Leave out dated old cycle of crypto. read this article and learn something new.
Bitcoin & Crypto Cycles:
Beyond the 4-Year Myth
Everyone loves the idea of Bitcoin running on a “4-year cycle.” It’s neat, predictable, and easy to sell.
The problem? It’s not actually true.
We’ve only had two prior cycles that loosely fit this 4-year framework. And both had very little to do with halving dates or some mystical clock.
They were fuelled almost entirely by global liquidity – central banks turning on the money printer.
2016–2017: Central banks injected roughly $6T into the system through QE. Crypto rode that wave.
2020–2021: Another $13T was printed globally. Again, Bitcoin and alts ripped higher.
Each cycle ended almost instantly when central banks pivoted from easing (adding liquidity) to tightening (removing liquidity and hiking rates).
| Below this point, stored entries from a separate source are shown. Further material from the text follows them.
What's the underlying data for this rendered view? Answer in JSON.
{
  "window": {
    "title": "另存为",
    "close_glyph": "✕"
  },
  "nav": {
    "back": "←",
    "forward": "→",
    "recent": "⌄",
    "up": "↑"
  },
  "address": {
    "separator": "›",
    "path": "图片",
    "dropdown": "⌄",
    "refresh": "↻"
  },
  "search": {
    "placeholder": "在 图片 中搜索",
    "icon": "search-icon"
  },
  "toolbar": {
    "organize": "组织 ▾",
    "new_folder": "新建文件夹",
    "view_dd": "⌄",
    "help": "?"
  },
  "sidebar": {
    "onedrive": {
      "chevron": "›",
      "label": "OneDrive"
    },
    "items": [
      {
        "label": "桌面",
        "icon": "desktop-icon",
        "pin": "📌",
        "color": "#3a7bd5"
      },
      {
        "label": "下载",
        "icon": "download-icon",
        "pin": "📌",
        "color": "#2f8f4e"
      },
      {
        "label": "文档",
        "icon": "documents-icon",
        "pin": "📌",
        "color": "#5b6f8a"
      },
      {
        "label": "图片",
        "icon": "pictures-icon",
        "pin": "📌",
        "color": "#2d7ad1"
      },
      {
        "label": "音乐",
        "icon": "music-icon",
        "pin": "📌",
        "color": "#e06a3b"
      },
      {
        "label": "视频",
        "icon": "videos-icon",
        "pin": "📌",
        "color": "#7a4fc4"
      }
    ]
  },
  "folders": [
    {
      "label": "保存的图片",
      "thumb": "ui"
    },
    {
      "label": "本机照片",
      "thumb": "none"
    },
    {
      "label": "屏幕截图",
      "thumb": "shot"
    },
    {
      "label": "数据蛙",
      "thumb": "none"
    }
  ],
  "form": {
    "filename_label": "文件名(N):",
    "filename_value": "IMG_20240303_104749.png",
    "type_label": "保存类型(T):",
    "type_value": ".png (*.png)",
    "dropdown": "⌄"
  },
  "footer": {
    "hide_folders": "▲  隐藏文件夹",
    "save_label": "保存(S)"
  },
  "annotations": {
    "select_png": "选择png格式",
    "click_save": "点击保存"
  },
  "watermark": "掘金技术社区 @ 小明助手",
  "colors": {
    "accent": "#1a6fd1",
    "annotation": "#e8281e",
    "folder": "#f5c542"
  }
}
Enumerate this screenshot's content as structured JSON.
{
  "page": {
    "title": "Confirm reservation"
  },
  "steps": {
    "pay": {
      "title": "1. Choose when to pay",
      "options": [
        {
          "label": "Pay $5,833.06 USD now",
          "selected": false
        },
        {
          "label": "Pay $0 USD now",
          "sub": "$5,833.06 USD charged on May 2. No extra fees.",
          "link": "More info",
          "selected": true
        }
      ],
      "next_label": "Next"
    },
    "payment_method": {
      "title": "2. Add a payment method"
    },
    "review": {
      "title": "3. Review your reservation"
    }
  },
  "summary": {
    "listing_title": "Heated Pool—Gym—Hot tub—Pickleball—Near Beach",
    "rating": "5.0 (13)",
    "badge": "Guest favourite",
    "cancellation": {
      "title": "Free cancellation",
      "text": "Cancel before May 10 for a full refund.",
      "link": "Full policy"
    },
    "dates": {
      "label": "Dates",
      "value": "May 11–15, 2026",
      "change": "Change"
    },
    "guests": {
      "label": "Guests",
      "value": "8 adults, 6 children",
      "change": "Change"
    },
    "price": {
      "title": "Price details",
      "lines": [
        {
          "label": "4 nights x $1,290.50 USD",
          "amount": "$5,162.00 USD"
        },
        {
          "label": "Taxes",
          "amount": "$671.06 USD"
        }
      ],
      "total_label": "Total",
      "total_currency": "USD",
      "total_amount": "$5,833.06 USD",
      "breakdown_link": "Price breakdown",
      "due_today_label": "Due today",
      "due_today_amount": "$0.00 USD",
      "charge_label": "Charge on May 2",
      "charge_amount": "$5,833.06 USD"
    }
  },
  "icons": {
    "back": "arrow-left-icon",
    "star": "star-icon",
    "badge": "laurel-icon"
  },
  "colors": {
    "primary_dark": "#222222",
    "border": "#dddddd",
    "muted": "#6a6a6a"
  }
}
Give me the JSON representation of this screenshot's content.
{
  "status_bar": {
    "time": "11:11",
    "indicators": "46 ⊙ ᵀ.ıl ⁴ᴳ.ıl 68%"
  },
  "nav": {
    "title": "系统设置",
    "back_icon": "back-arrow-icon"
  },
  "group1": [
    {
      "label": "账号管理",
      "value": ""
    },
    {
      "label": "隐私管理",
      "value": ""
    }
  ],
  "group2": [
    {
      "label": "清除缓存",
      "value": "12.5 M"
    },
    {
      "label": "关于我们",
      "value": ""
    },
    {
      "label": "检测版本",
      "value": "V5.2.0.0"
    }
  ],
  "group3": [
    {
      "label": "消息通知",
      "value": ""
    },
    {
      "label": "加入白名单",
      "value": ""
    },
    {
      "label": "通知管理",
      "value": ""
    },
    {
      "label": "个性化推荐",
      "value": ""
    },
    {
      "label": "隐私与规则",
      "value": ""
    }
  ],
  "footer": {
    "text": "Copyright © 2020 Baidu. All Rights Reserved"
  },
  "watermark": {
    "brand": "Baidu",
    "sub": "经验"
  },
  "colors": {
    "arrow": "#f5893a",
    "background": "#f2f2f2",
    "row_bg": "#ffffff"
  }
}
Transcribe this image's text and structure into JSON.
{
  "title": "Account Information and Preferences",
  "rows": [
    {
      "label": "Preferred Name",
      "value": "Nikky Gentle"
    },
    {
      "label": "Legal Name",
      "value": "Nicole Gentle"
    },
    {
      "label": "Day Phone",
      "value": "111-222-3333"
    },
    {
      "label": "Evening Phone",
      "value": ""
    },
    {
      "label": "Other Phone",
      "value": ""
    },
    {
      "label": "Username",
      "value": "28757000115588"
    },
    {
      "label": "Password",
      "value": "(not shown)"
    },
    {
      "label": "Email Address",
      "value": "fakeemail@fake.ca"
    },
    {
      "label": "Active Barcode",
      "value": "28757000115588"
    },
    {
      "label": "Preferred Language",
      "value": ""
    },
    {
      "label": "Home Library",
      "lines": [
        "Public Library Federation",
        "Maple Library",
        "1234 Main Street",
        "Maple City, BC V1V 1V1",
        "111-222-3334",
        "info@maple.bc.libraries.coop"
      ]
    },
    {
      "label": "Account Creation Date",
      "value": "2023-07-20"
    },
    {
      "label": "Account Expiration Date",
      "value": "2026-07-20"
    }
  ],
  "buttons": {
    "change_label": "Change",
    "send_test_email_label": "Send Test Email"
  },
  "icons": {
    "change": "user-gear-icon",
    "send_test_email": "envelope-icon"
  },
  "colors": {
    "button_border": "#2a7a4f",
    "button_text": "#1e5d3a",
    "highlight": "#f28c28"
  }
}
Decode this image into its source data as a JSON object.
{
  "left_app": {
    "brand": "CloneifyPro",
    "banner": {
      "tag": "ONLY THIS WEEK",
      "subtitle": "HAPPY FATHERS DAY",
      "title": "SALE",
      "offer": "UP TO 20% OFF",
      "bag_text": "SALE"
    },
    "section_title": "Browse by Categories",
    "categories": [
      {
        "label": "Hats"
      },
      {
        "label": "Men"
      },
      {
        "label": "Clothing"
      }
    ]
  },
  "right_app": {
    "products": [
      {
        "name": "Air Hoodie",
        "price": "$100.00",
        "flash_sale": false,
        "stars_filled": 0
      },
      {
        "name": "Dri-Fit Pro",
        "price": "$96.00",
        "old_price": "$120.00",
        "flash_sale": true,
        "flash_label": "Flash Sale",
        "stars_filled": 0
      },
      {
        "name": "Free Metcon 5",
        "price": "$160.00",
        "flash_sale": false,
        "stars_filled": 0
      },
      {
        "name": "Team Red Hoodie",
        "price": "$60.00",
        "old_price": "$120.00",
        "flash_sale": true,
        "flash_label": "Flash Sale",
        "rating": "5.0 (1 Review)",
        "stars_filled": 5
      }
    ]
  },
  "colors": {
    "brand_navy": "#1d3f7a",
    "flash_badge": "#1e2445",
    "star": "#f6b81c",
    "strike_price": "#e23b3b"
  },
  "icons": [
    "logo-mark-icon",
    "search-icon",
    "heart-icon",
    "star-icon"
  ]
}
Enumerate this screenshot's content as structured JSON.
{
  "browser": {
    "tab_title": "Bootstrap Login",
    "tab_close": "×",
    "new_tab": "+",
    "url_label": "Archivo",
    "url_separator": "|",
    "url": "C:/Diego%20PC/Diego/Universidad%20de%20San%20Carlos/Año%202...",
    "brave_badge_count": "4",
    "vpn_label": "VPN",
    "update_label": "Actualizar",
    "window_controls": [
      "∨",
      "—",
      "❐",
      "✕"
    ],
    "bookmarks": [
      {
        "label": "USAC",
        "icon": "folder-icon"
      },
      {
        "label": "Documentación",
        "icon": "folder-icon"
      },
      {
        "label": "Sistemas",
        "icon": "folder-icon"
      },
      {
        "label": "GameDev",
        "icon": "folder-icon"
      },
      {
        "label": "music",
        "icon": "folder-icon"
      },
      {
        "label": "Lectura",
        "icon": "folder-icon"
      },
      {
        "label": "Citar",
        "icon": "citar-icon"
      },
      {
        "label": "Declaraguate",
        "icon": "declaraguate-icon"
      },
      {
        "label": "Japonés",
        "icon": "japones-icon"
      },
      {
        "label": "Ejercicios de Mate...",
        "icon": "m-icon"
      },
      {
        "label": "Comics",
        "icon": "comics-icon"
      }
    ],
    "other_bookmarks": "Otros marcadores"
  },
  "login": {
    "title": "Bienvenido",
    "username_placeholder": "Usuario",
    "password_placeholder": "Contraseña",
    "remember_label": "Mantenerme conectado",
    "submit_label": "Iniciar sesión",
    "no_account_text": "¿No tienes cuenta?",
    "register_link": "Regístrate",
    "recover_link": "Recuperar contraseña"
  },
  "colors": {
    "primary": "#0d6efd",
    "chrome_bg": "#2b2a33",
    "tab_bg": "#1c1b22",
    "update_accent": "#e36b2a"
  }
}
That’s the real driver. Not the halving. Not the “4-year cycle.” Liquidity.
What About 2023–2025?
We haven’t had a true crypto cycle in this period because we’ve been in the opposite environment:
High interest rates
Quantitative Tightening (QT): $7T removed from circulation between Jan 2022 and Jan 2025
Despite that headwind, Bitcoin has still held strong – not because of a cycle, but because of a new structural shift: ETFs and institutional adoption.
Institutions Don’t Trade in Cycles
Unlike retail, institutions don’t wait for “halvings.” They move in phases:
Accumulation
Expansion
Distribution
Then rinse and repeat.
That’s the framework we should be thinking about, not some outdated 4-year model.
Looking Ahead
If central banks pivot in 2026 with rate cuts and another wave of QE, then maybe – maybe – we’ll see a broad crypto cycle (alts included) take off. Until then, Bitcoin is playing by institutional rules, not retail fantasies.
Liquidity drives markets.
Institutions shape the phases.
The “4-year cycle” is a story of the past.